Respondents wanted knowledgeable health care providers to ensure accurate and appropriate management of their condition with the confidentiality of test results highlighted by those with hepatitis B. This emphasizes the need to ensure the provider workforce is well-equipped with adequate knowledge of hepatitis B management. Additionally, the survey data alludes to the social and psychological consequences associated with a hepatitis B diagnosis like stigma and discrimination.11,2020 The stigma and discrimination associated with hepatitis B have also been linked to poor knowledge of hepatitis B among both providers and the general public and misconceptions around hepatitis B transmission. 11,2121 Education surrounding hepatitis B among both the general population and providers is essential to reduce these negative consequences of hepatitis B that impact those diagnosed. The findings highlight the familial nature of hepatitis B infection with family experiences of death and reduced access to treatment impacting families.

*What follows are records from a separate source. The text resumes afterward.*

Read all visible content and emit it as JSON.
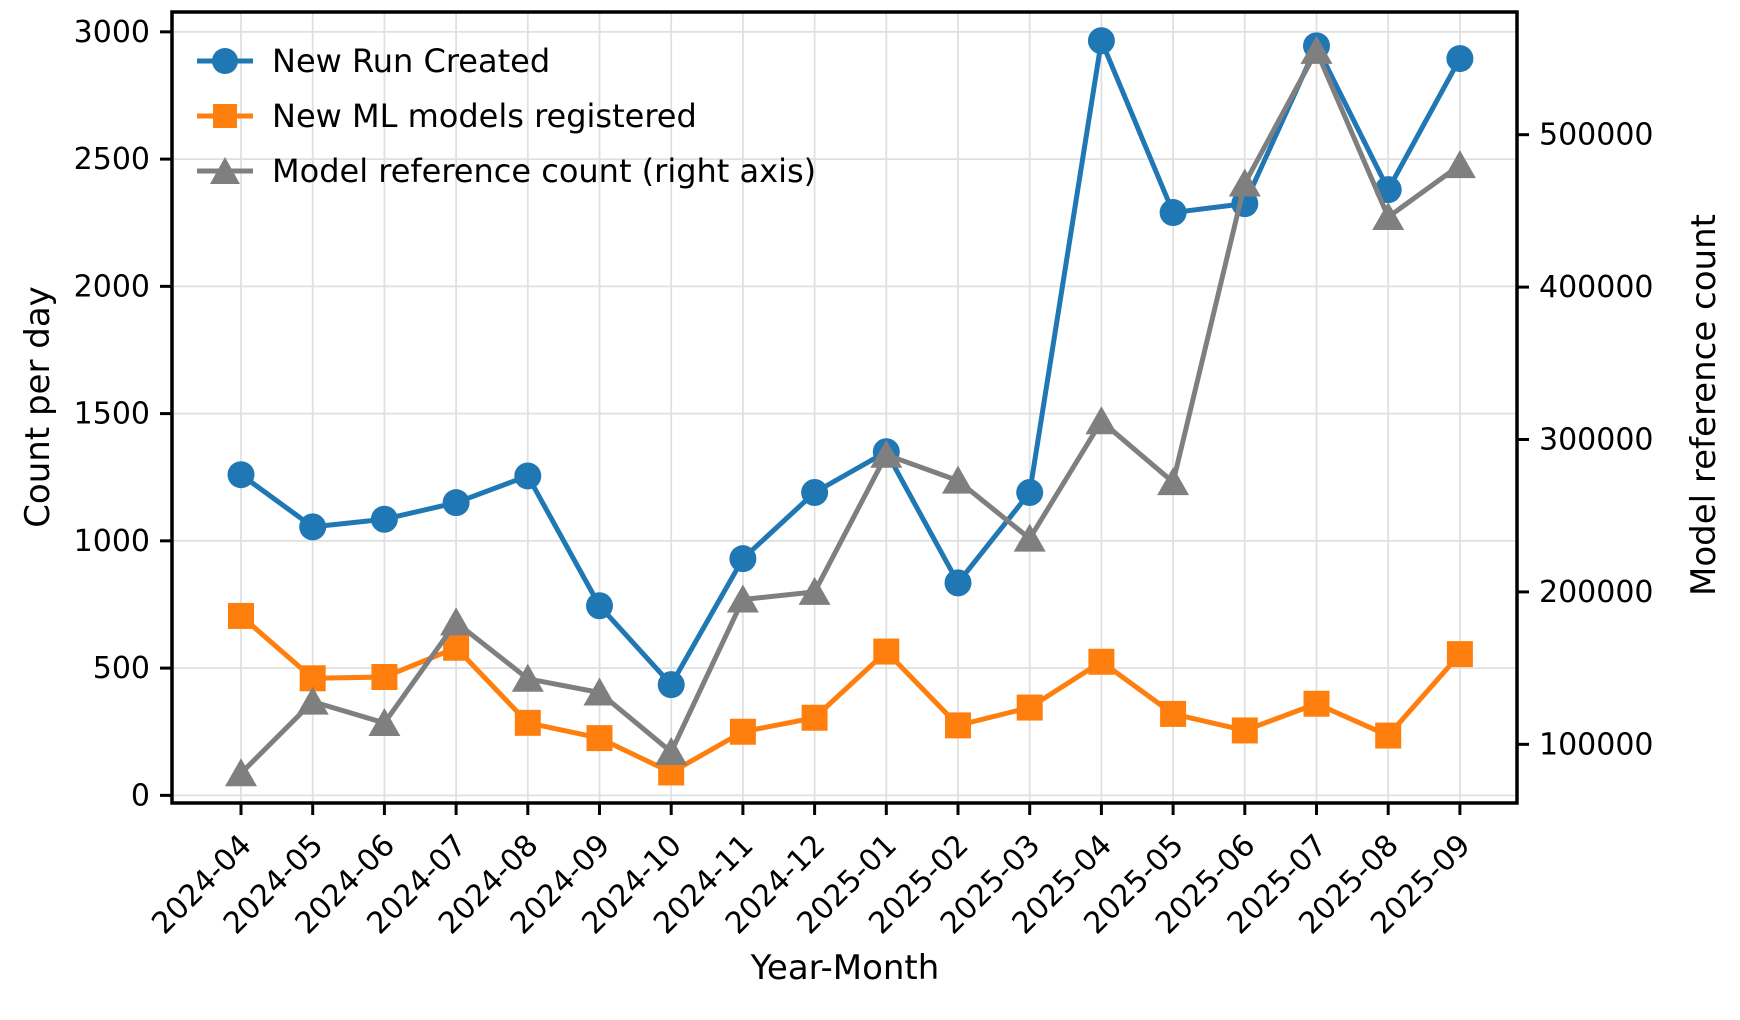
{
  "figure": {
    "background": "#ffffff"
  },
  "chart_data": {
    "type": "line",
    "title": "",
    "xlabel": "Year-Month",
    "ylabel_left": "Count per day",
    "ylabel_right": "Model reference count",
    "grid": true,
    "legend_position": "upper left",
    "categories": [
      "2024-04",
      "2024-05",
      "2024-06",
      "2024-07",
      "2024-08",
      "2024-09",
      "2024-10",
      "2024-11",
      "2024-12",
      "2025-01",
      "2025-02",
      "2025-03",
      "2025-04",
      "2025-05",
      "2025-06",
      "2025-07",
      "2025-08",
      "2025-09"
    ],
    "left_axis": {
      "ticks": [
        0,
        500,
        1000,
        1500,
        2000,
        2500,
        3000
      ],
      "range": [
        -30,
        3078
      ]
    },
    "right_axis": {
      "ticks": [
        100000,
        200000,
        300000,
        400000,
        500000
      ],
      "range": [
        61500,
        580500
      ]
    },
    "series": [
      {
        "name": "New Run Created",
        "axis": "left",
        "color": "#1f77b4",
        "marker": "circle",
        "values": [
          1260,
          1055,
          1085,
          1150,
          1255,
          745,
          435,
          930,
          1190,
          1350,
          835,
          1190,
          2965,
          2290,
          2325,
          2945,
          2380,
          2895
        ]
      },
      {
        "name": "New ML models registered",
        "axis": "left",
        "color": "#ff7f0e",
        "marker": "square",
        "values": [
          705,
          460,
          465,
          580,
          285,
          225,
          90,
          250,
          305,
          565,
          275,
          345,
          525,
          320,
          255,
          360,
          235,
          555
        ]
      },
      {
        "name": "Model reference count (right axis)",
        "axis": "right",
        "color": "#7f7f7f",
        "marker": "triangle",
        "values": [
          81000,
          128000,
          114000,
          180000,
          143000,
          134000,
          95000,
          195000,
          200000,
          290000,
          273000,
          235000,
          312000,
          272000,
          468000,
          555000,
          446000,
          480000
        ]
      }
    ],
    "style": {
      "grid_color": "#e0e0e0",
      "spine_color": "#000000",
      "text_color": "#000000"
    }
  }
}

If WHO and national hepatitis B elimination goals are to be met by 2030, it is essential that people with hepatitis B actively participate in conversations surrounding guidelines and implementation of care delivery. There are clear gaps in access to care, treatment, and management for hepatitis B described within this survey with a clear desire expressed for the inclusion in medical decisions and improved access to knowledgeable health care services. Future efforts should prioritize ensuring those with lived experiences are part of these global decisions surrounding hepatitis B to ensure their priorities are incorporated and included as we work towards improving access to care and diagnostics and simplification of hepatitis B management.

Limitations

Our survey cannot represent all the lived experiences associated with hepatitis B and has limitations. First, the survey was only available in the English language using the Survey Monkey platform, limiting the generalizability of its findings to people with English literacy, and it is not accessible within some countries including China, where the global burden of hepatitis B lies. Our study was a convenience sample and recruitment was done through email recruitment within patient advocacy organizations and networks with a subsequent selection bias. People receiving the link for survey participation are likely to have more knowledge associated with hepatitis B compared to others. The survey also uses self-report and self-identification of positive hepatitis B status which adds additional limitations to the study. More than 1/3 of our participants reported being on antiviral therapy, which is higher than most studies, also highlighting possible selection bias as these participants likely are more engaged in care because they are on treatment. Additionally, some individuals did not respond to all questions, though it was minimal it is important to note. While we have a large sample size, there are major global gaps of note, and further efforts are required to capture hepatitis B treatment and management preferences.

Ethics approval

and informed consent to participate.

Survey participants were informed that the survey was for research purposes with results being used to inform and document the lived experiences of hepatitis B treatment and management as well as preferences for treatment and management globally. Completion of the survey was voluntary and taken as de facto informed consent for participation. Participation in the survey was anonymous, did not collect personal identification data, and was voluntary. The survey and its analysis are ethically reviewed and approved by the Heartland Institutional Review Board (HIRB Project No. 171120-171).